I just read the original whitepaper and it isn't exactly trivial. Statements of the form "Because we do X in the implementation, bitcoin has property Y" are where it takes a fairly strong knowledge to truly follow along with the logic. The implications of the methodologies are not obvious, or else this whitepaper (and by extension the identity of Nakamoto) wouldn't be quite so important.
If you want to understand Bitcoin right down to the data structure, network packets and encyption algorithms, check out these articles, including Bitcoin mining with pencil and paper. (I'm hesitant to tout my own articles, but I think they are what you're looking for.)
'end to end' is probably an unattainable goal. I'd go for understanding it at some level given some axioms, and gradually dig in to the axioms.
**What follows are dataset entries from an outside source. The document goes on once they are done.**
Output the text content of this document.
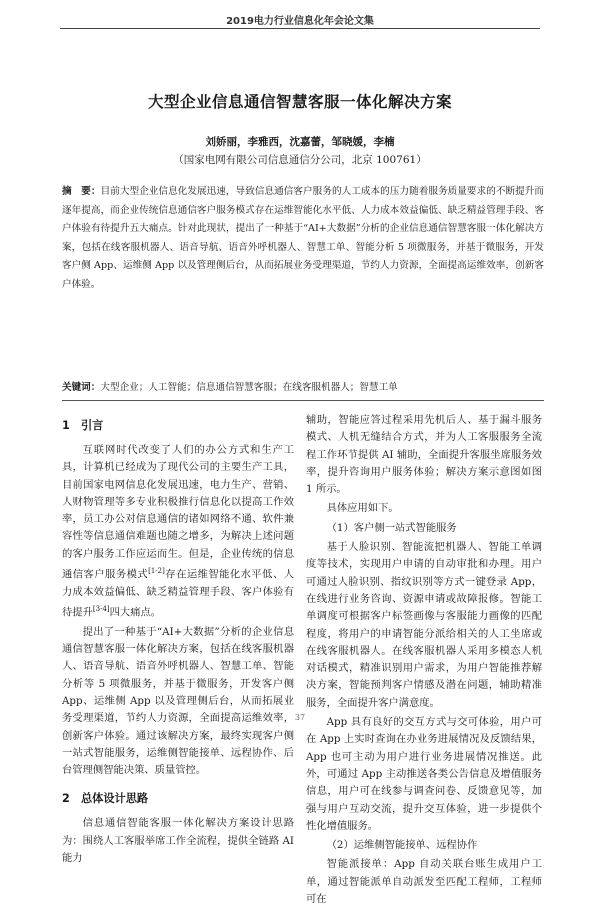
2019电力行业信息化年会论文集
大型企业信息通信智慧客服一体化解决方案
刘娇丽，李雅西，沈嘉蕾，邹晓媛，李楠
（国家电网有限公司信息通信分公司，北京 100761）

摘　要：目前大型企业信息化发展迅速，导致信息通信客户服务的人工成本的压力随着服务质量要求的不断提升而逐年提高，而企业传统信息通信客户服务模式存在运维智能化水平低、人力成本效益偏低、缺乏精益管理手段、客户体验有待提升五大痛点。针对此现状，提出了一种基于“AI+大数据”分析的企业信息通信智慧客服一体化解决方案，包括在线客服机器人、语音导航、语音外呼机器人、智慧工单、智能分析 5 项微服务，并基于微服务，开发客户侧 App、运维侧 App 以及管理侧后台，从而拓展业务受理渠道，节约人力资源，全面提高运维效率，创新客户体验。

关键词：大型企业；人工智能；信息通信智慧客服；在线客服机器人；智慧工单

1　引言

互联网时代改变了人们的办公方式和生产工具，计算机已经成为了现代公司的主要生产工具，目前国家电网信息化发展迅速，电力生产、营销、人财物管理等多专业积极推行信息化以提高工作效率，员工办公对信息通信的诸如网络不通、软件兼容性等信息通信难题也随之增多，为解决上述问题的客户服务工作应运而生。但是，企业传统的信息通信客户服务模式[1-2]存在运维智能化水平低、人力成本效益偏低、缺乏精益管理手段、客户体验有待提升[3-4]四大痛点。

提出了一种基于“AI+大数据”分析的企业信息通信智慧客服一体化解决方案，包括在线客服机器人、语音导航、语音外呼机器人、智慧工单、智能分析等 5 项微服务，并基于微服务，开发客户侧 App、运维侧 App 以及管理侧后台，从而拓展业务受理渠道，节约人力资源，全面提高运维效率，创新客户体验。通过该解决方案，最终实现客户侧一站式智能服务，运维侧智能接单、远程协作、后台管理侧智能决策、质量管控。

2　总体设计思路

信息通信智能客服一体化解决方案设计思路为：围绕人工客服举席工作全流程，提供全链路 AI 能力

辅助，智能应答过程采用先机后人、基于漏斗服务模式、人机无缝结合方式，并为人工客服服务全流程工作环节提供 AI 辅助，全面提升客服坐席服务效率，提升咨询用户服务体验；解决方案示意图如图 1 所示。

具体应用如下。

（1）客户侧一站式智能服务

基于人脸识别、智能流把机器人、智能工单调度等技术，实现用户申请的自动审批和办理。用户可通过人脸识别、指纹识别等方式一键登录 App，在线进行业务咨询、资源申请或故障报修。智能工单调度可根据客户标签画像与客服能力画像的匹配程度，将用户的申请智能分派给相关的人工坐席或在线客服机器人。在线客服机器人采用多模态人机对话模式，精准识别用户需求，为用户智能推荐解决方案，智能预判客户情感及潜在问题，辅助精准服务，全面提升客户满意度。

App 具有良好的交互方式与交可体验，用户可在 App 上实时查询在办业务进展情况及反馈结果，App 也可主动为用户进行业务进展情况推送。此外，可通过 App 主动推送各类公告信息及增值服务信息，用户可在线参与调查问卷、反馈意见等，加强与用户互动交流，提升交互体验，进一步提供个性化增值服务。

（2）运维侧智能接单、远程协作

智能派接单：App 自动关联台账生成用户工单，通过智能派单自动派发至匹配工程师，工程师可在

37
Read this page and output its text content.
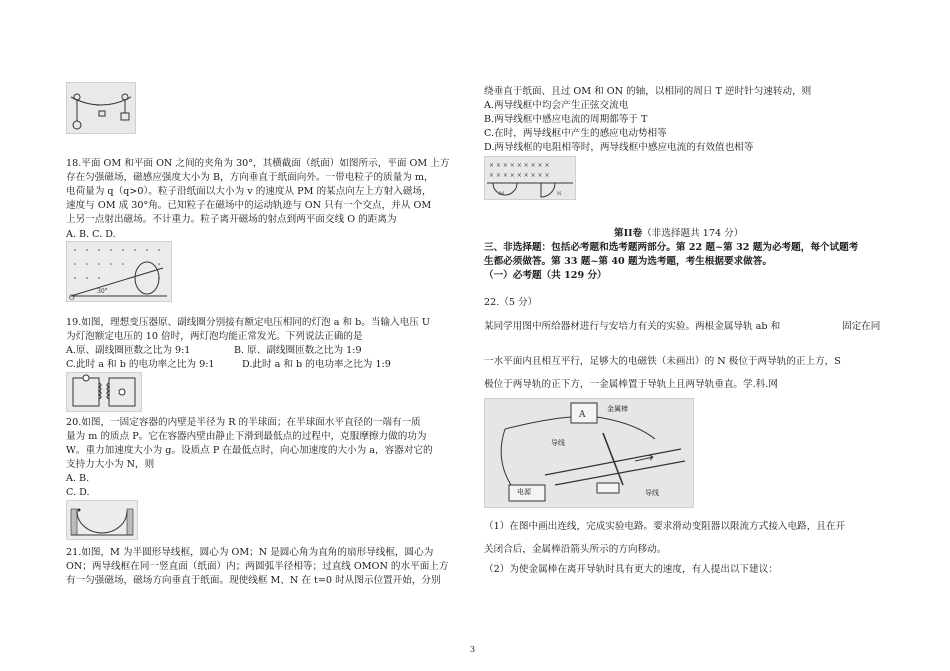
18.平面 OM 和平面 ON 之间的夹角为 30°，其横截面（纸面）如图所示，平面 OM 上方
存在匀强磁场，磁感应强度大小为 B，方向垂直于纸面向外。一带电粒子的质量为 m，
电荷量为 q（q>0）。粒子沿纸面以大小为 v 的速度从 PM 的某点向左上方射入磁场，
速度与 OM 成 30°角。已知粒子在磁场中的运动轨迹与 ON 只有一个交点，并从 OM
上另一点射出磁场。不计重力。粒子离开磁场的射点到两平面交线 O 的距离为
A. B. C. D.
O
30°
19.如图，理想变压器原、副线圈分别接有额定电压相同的灯泡 a 和 b。当输入电压 U
为灯泡额定电压的 10 倍时，两灯泡均能正常发光。下列说法正确的是
A.原、副线圈匝数之比为 9:1	B. 原、副线圈匝数之比为 1:9
C.此时 a 和 b 的电功率之比为 9:1	D.此时 a 和 b 的电功率之比为 1:9
20.如图，一固定容器的内壁是半径为 R 的半球面；在半球面水平直径的一端有一质
量为 m 的质点 P。它在容器内壁由静止下滑到最低点的过程中，克服摩擦力做的功为
W。重力加速度大小为 g。设质点 P 在最低点时，向心加速度的大小为 a，容器对它的
支持力大小为 N，则
A. B.
C. D.
21.如图，M 为半圆形导线框，圆心为 OM；N 是圆心角为直角的扇形导线框，圆心为
ON；两导线框在同一竖直面（纸面）内；两圆弧半径相等；过直线 OMON 的水平面上方
有一匀强磁场，磁场方向垂直于纸面。现使线框 M、N 在 t=0 时从图示位置开始，分别
绕垂直于纸面、且过 OM 和 ON 的轴，以相同的周日 T 逆时针匀速转动，则
A.两导线框中均会产生正弦交流电
B.两导线框中感应电流的周期都等于 T
C.在时，两导线框中产生的感应电动势相等
D.两导线框的电阻相等时，两导线框中感应电流的有效值也相等
× × × × × × × × ×
× × × × × × × × ×
M	N
第II卷（非选择题共 174 分）
三、非选择题：包括必考题和选考题两部分。第 22 题~第 32 题为必考题，每个试题考
生都必须做答。第 33 题~第 40 题为选考题，考生根据要求做答。
（一）必考题（共 129 分）
22.（5 分）
某同学用图中所给器材进行与安培力有关的实验。两根金属导轨 ab 和	固定在同
一水平面内且相互平行，足够大的电磁铁（未画出）的 N 极位于两导轨的正上方，S
极位于两导轨的正下方，一金属棒置于导轨上且两导轨垂直。学.科.网
A
金属棒
导线
导线
电源
（1）在图中画出连线，完成实验电路。要求滑动变阻器以限流方式接入电路，且在开
关闭合后，金属棒沿箭头所示的方向移动。
（2）为使金属棒在离开导轨时具有更大的速度，有人提出以下建议：
3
I think it's difficult to create an all encompassing post for that reason. It's a bit like trying to describe how any application protocol works - can you assume knowledge of TCP/IP? Do you just black-box it? etc.
My contact details are in my profile and I'm happy to lend a hand if you think that might be useful.
I am just now beginning to try to research it to really understand it, because despite being a developer and having a decent understanding of public-key cryptography, I am at a total loss to understand how this system works or achieves its apparent purposes.
My impression is that it's actually quite complex, and that the press (and developer community at large) is failing to really explain it in any meaningful way to people who don't already get it. Not that this is out of the norm with tech topics, but this is very flagrant.